En aquel documento de 1885 recordaba que «hubo un tiempo en que la filosofía del Evangelio gobernaba los Estados», y la energía propia de la sabiduría cristiana había compenetrado las leyes, las instituciones, las costumbres de los pueblos; impregnaba todas las clases y relaciones de la sociedad.
Se ha verificado un desarrollo homogéneo de la Doctrina Social de la Iglesia; en el Compendio promulgado por Juan Pablo II, en 2004, se incluye una queja contra el laicismo que en las sociedades democráticas «obstaculiza toda forma de relevancia política y cultural de la fe, buscando descalificar el empeño social y político de los cristianos, porque estos se reconocen en las verdades enseñadas por la Iglesia, y obedecen el deber moral de ser coherentes con la propia conciencia; más radicalmente se llega a negar la misma ética natural» (n. 572).
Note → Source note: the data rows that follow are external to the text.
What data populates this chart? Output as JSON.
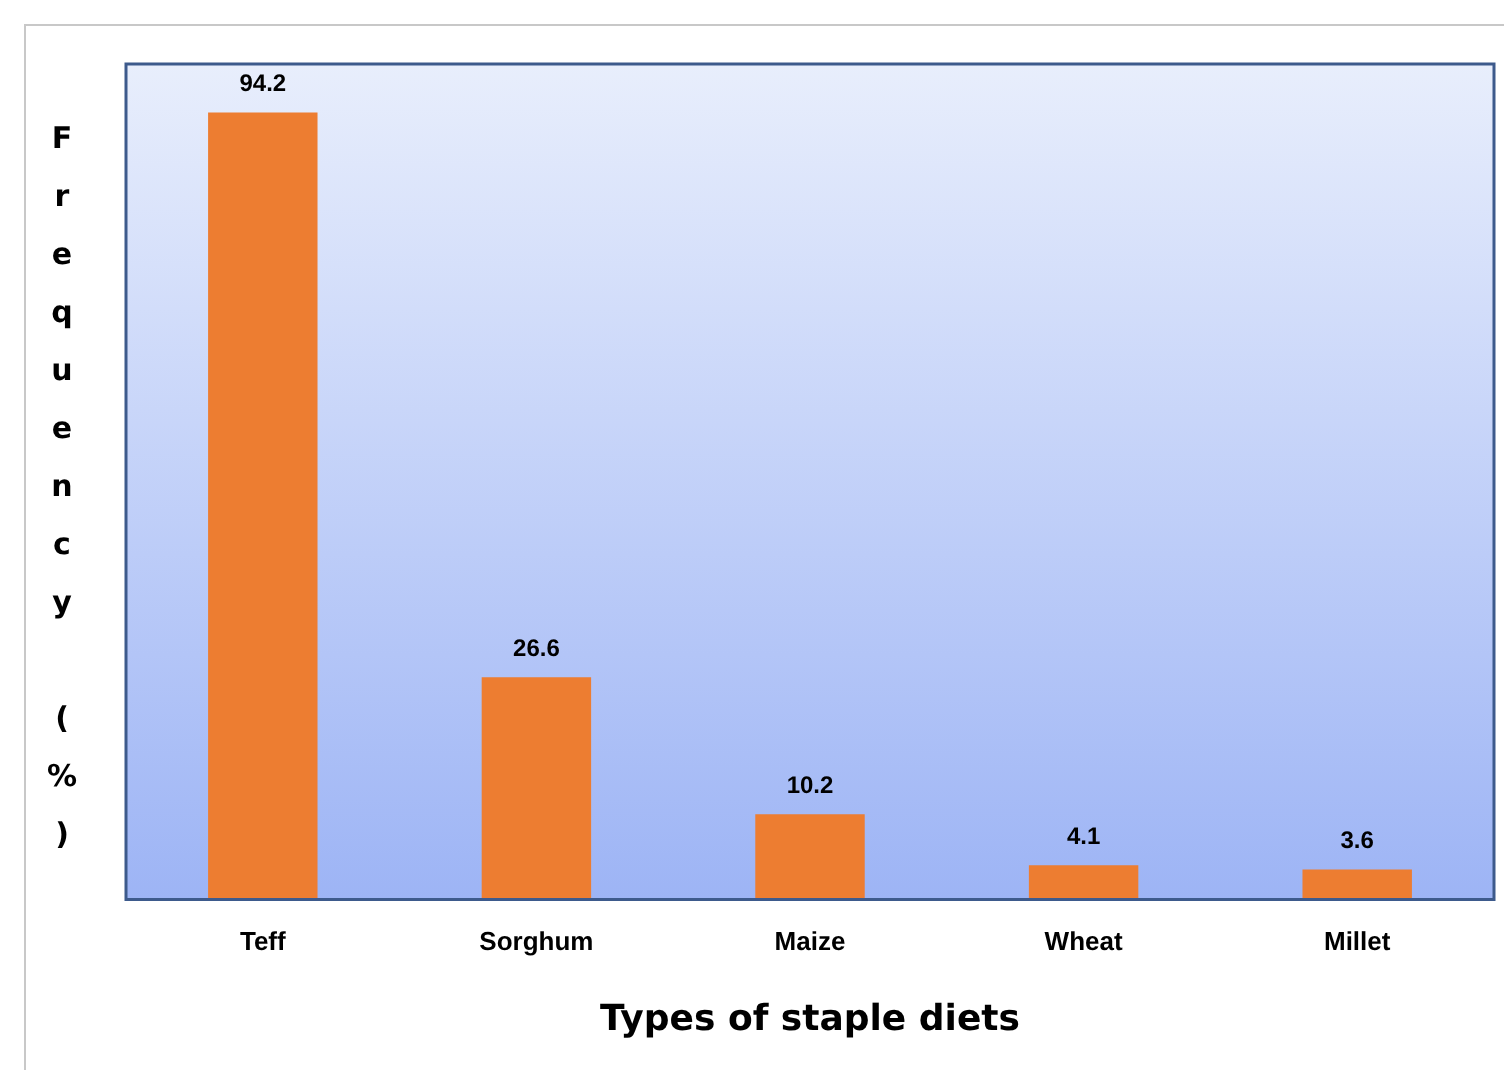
{
  "chart_data": {
    "type": "bar",
    "xlabel": "Types of staple diets",
    "ylabel": "Frequency (%)",
    "categories": [
      "Teff",
      "Sorghum",
      "Maize",
      "Wheat",
      "Millet"
    ],
    "values": [
      94.2,
      26.6,
      10.2,
      4.1,
      3.6
    ],
    "color": "#ed7d31",
    "ylim": [
      0,
      100
    ],
    "data_labels": true,
    "grid": false,
    "legend": false
  }
}
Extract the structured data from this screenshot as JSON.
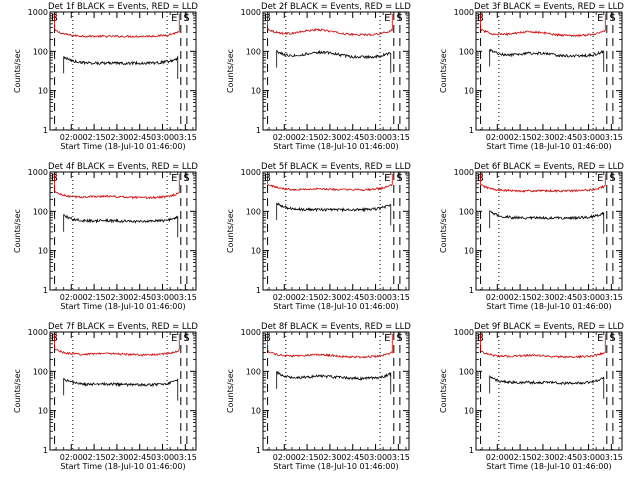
{
  "page": {
    "background": "#ffffff"
  },
  "colors": {
    "events": "#000000",
    "lld": "#d00000",
    "axis": "#000000"
  },
  "chart_data": [
    {
      "type": "line",
      "title": "Det 1f BLACK = Events, RED = LLD",
      "ylabel": "Counts/sec",
      "xlabel": "Start Time (18-Jul-10 01:46:00)",
      "xticks": [
        "02:00",
        "02:15",
        "02:30",
        "02:45",
        "03:00",
        "03:15"
      ],
      "yticks": [
        "1",
        "10",
        "100",
        "1000"
      ],
      "ylim": [
        1,
        1000
      ],
      "yscale": "log",
      "xlim": [
        "01:46",
        "03:22"
      ],
      "markers": {
        "B": "01:46",
        "E": "03:05",
        "S": "03:13"
      },
      "dashed_lines": [
        "01:49",
        "03:12",
        "03:16"
      ],
      "dotted_lines": [
        "02:01",
        "03:03"
      ],
      "series": [
        {
          "name": "LLD",
          "level": 240,
          "start": "01:49",
          "end": "03:11",
          "hump": 1.0,
          "spike": 900
        },
        {
          "name": "Events",
          "level": 50,
          "start": "01:55",
          "end": "03:10",
          "hump": 1.0
        }
      ]
    },
    {
      "type": "line",
      "title": "Det 2f BLACK = Events, RED = LLD",
      "ylabel": "Counts/sec",
      "xlabel": "Start Time (18-Jul-10 01:46:00)",
      "xticks": [
        "02:00",
        "02:15",
        "02:30",
        "02:45",
        "03:00",
        "03:15"
      ],
      "yticks": [
        "1",
        "10",
        "100",
        "1000"
      ],
      "ylim": [
        1,
        1000
      ],
      "yscale": "log",
      "xlim": [
        "01:46",
        "03:22"
      ],
      "markers": {
        "B": "01:46",
        "E": "03:05",
        "S": "03:13"
      },
      "dashed_lines": [
        "01:49",
        "03:12",
        "03:16"
      ],
      "dotted_lines": [
        "02:01",
        "03:03"
      ],
      "series": [
        {
          "name": "LLD",
          "level": 260,
          "start": "01:49",
          "end": "03:11",
          "hump": 1.35,
          "spike": 900
        },
        {
          "name": "Events",
          "level": 70,
          "start": "01:55",
          "end": "03:10",
          "hump": 1.35
        }
      ]
    },
    {
      "type": "line",
      "title": "Det 3f BLACK = Events, RED = LLD",
      "ylabel": "Counts/sec",
      "xlabel": "Start Time (18-Jul-10 01:46:00)",
      "xticks": [
        "02:00",
        "02:15",
        "02:30",
        "02:45",
        "03:00",
        "03:15"
      ],
      "yticks": [
        "1",
        "10",
        "100",
        "1000"
      ],
      "ylim": [
        1,
        1000
      ],
      "yscale": "log",
      "xlim": [
        "01:46",
        "03:22"
      ],
      "markers": {
        "B": "01:46",
        "E": "03:05",
        "S": "03:13"
      },
      "dashed_lines": [
        "01:49",
        "03:12",
        "03:16"
      ],
      "dotted_lines": [
        "02:01",
        "03:03"
      ],
      "series": [
        {
          "name": "LLD",
          "level": 250,
          "start": "01:49",
          "end": "03:11",
          "hump": 1.25,
          "spike": 900
        },
        {
          "name": "Events",
          "level": 75,
          "start": "01:55",
          "end": "03:10",
          "hump": 1.2
        }
      ]
    },
    {
      "type": "line",
      "title": "Det 4f BLACK = Events, RED = LLD",
      "ylabel": "Counts/sec",
      "xlabel": "Start Time (18-Jul-10 01:46:00)",
      "xticks": [
        "02:00",
        "02:15",
        "02:30",
        "02:45",
        "03:00",
        "03:15"
      ],
      "yticks": [
        "1",
        "10",
        "100",
        "1000"
      ],
      "ylim": [
        1,
        1000
      ],
      "yscale": "log",
      "xlim": [
        "01:46",
        "03:22"
      ],
      "markers": {
        "B": "01:46",
        "E": "03:05",
        "S": "03:13"
      },
      "dashed_lines": [
        "01:49",
        "03:12",
        "03:16"
      ],
      "dotted_lines": [
        "02:01",
        "03:03"
      ],
      "series": [
        {
          "name": "LLD",
          "level": 220,
          "start": "01:49",
          "end": "03:11",
          "hump": 1.1,
          "spike": 900
        },
        {
          "name": "Events",
          "level": 55,
          "start": "01:55",
          "end": "03:10",
          "hump": 1.05
        }
      ]
    },
    {
      "type": "line",
      "title": "Det 5f BLACK = Events, RED = LLD",
      "ylabel": "Counts/sec",
      "xlabel": "Start Time (18-Jul-10 01:46:00)",
      "xticks": [
        "02:00",
        "02:15",
        "02:30",
        "02:45",
        "03:00",
        "03:15"
      ],
      "yticks": [
        "1",
        "10",
        "100",
        "1000"
      ],
      "ylim": [
        1,
        1000
      ],
      "yscale": "log",
      "xlim": [
        "01:46",
        "03:22"
      ],
      "markers": {
        "B": "01:46",
        "E": "03:05",
        "S": "03:13"
      },
      "dashed_lines": [
        "01:49",
        "03:12",
        "03:16"
      ],
      "dotted_lines": [
        "02:01",
        "03:03"
      ],
      "series": [
        {
          "name": "LLD",
          "level": 350,
          "start": "01:49",
          "end": "03:11",
          "hump": 1.05,
          "spike": 900
        },
        {
          "name": "Events",
          "level": 110,
          "start": "01:55",
          "end": "03:10",
          "hump": 1.0
        }
      ]
    },
    {
      "type": "line",
      "title": "Det 6f BLACK = Events, RED = LLD",
      "ylabel": "Counts/sec",
      "xlabel": "Start Time (18-Jul-10 01:46:00)",
      "xticks": [
        "02:00",
        "02:15",
        "02:30",
        "02:45",
        "03:00",
        "03:15"
      ],
      "yticks": [
        "1",
        "10",
        "100",
        "1000"
      ],
      "ylim": [
        1,
        1000
      ],
      "yscale": "log",
      "xlim": [
        "01:46",
        "03:22"
      ],
      "markers": {
        "B": "01:46",
        "E": "03:05",
        "S": "03:13"
      },
      "dashed_lines": [
        "01:49",
        "03:12",
        "03:16"
      ],
      "dotted_lines": [
        "02:01",
        "03:03"
      ],
      "series": [
        {
          "name": "LLD",
          "level": 330,
          "start": "01:49",
          "end": "03:11",
          "hump": 1.0,
          "spike": 900
        },
        {
          "name": "Events",
          "level": 68,
          "start": "01:55",
          "end": "03:10",
          "hump": 1.0
        }
      ]
    },
    {
      "type": "line",
      "title": "Det 7f BLACK = Events, RED = LLD",
      "ylabel": "Counts/sec",
      "xlabel": "Start Time (18-Jul-10 01:46:00)",
      "xticks": [
        "02:00",
        "02:15",
        "02:30",
        "02:45",
        "03:00",
        "03:15"
      ],
      "yticks": [
        "1",
        "10",
        "100",
        "1000"
      ],
      "ylim": [
        1,
        1000
      ],
      "yscale": "log",
      "xlim": [
        "01:46",
        "03:22"
      ],
      "markers": {
        "B": "01:46",
        "E": "03:05",
        "S": "03:13"
      },
      "dashed_lines": [
        "01:49",
        "03:12",
        "03:16"
      ],
      "dotted_lines": [
        "02:01",
        "03:03"
      ],
      "series": [
        {
          "name": "LLD",
          "level": 260,
          "start": "01:49",
          "end": "03:11",
          "hump": 1.1,
          "spike": 900
        },
        {
          "name": "Events",
          "level": 45,
          "start": "01:55",
          "end": "03:10",
          "hump": 1.05
        }
      ]
    },
    {
      "type": "line",
      "title": "Det 8f BLACK = Events, RED = LLD",
      "ylabel": "Counts/sec",
      "xlabel": "Start Time (18-Jul-10 01:46:00)",
      "xticks": [
        "02:00",
        "02:15",
        "02:30",
        "02:45",
        "03:00",
        "03:15"
      ],
      "yticks": [
        "1",
        "10",
        "100",
        "1000"
      ],
      "ylim": [
        1,
        1000
      ],
      "yscale": "log",
      "xlim": [
        "01:46",
        "03:22"
      ],
      "markers": {
        "B": "01:46",
        "E": "03:05",
        "S": "03:13"
      },
      "dashed_lines": [
        "01:49",
        "03:12",
        "03:16"
      ],
      "dotted_lines": [
        "02:01",
        "03:03"
      ],
      "series": [
        {
          "name": "LLD",
          "level": 230,
          "start": "01:49",
          "end": "03:11",
          "hump": 1.15,
          "spike": 900
        },
        {
          "name": "Events",
          "level": 65,
          "start": "01:55",
          "end": "03:10",
          "hump": 1.15
        }
      ]
    },
    {
      "type": "line",
      "title": "Det 9f BLACK = Events, RED = LLD",
      "ylabel": "Counts/sec",
      "xlabel": "Start Time (18-Jul-10 01:46:00)",
      "xticks": [
        "02:00",
        "02:15",
        "02:30",
        "02:45",
        "03:00",
        "03:15"
      ],
      "yticks": [
        "1",
        "10",
        "100",
        "1000"
      ],
      "ylim": [
        1,
        1000
      ],
      "yscale": "log",
      "xlim": [
        "01:46",
        "03:22"
      ],
      "markers": {
        "B": "01:46",
        "E": "03:05",
        "S": "03:13"
      },
      "dashed_lines": [
        "01:49",
        "03:12",
        "03:16"
      ],
      "dotted_lines": [
        "02:01",
        "03:03"
      ],
      "series": [
        {
          "name": "LLD",
          "level": 230,
          "start": "01:49",
          "end": "03:11",
          "hump": 1.1,
          "spike": 900
        },
        {
          "name": "Events",
          "level": 50,
          "start": "01:55",
          "end": "03:10",
          "hump": 1.05
        }
      ]
    }
  ]
}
Como se señala en esta última afirmación, la negación del orden superior del espíritu lleva a la deshumanización, a la negación de la naturaleza humana y sus exigencias.
La Iglesia debe recuperarse, ante todo, de la crisis interna que la afecta, para cobrar relevancia en el orden cultural y social, de modo que pueda ayudar al hombre a orientarse hacia su auténtico destino. La ausencia católica de los ámbitos en que se gestan nuevas vigencias culturales deja al mundo en manos del Padre de la mentira (cf. Jn 8, 44). Se impone la necesidad de una reacción y de un trabajo coherente y decidido para forjar una contracultura como verdadera alternativa. Es lo que propone Rod Dreher en su magnífico libro «La opción benedictina. Una estrategia para cristianos en una nación postcristiana» (2017).
Las cinco llagas que veneramos no fueron las únicas que laceraron el Cuerpo del Señor en la pasión; habría que sumar las heridas de la flagelación y de la coronación de espinas (cf. Mt 27, 26. 29; Mc 15, 15). Tampoco, seguramente, eran solo cinco las que sufría la Iglesia en el siglo XIX cuando Rosmini las puso en evidencia. Ni son solo cinco ahora.
Mons. Héctor Aguer, arzobispo emérito de La Plata
Académico de Número de la Academia Nacional de Ciencias Morales y Políticas.
Escrito el lunes 22 de junio de 2020. Memoria de los Santos Juan Fisher, obispo, y Tomás Moro, mártires.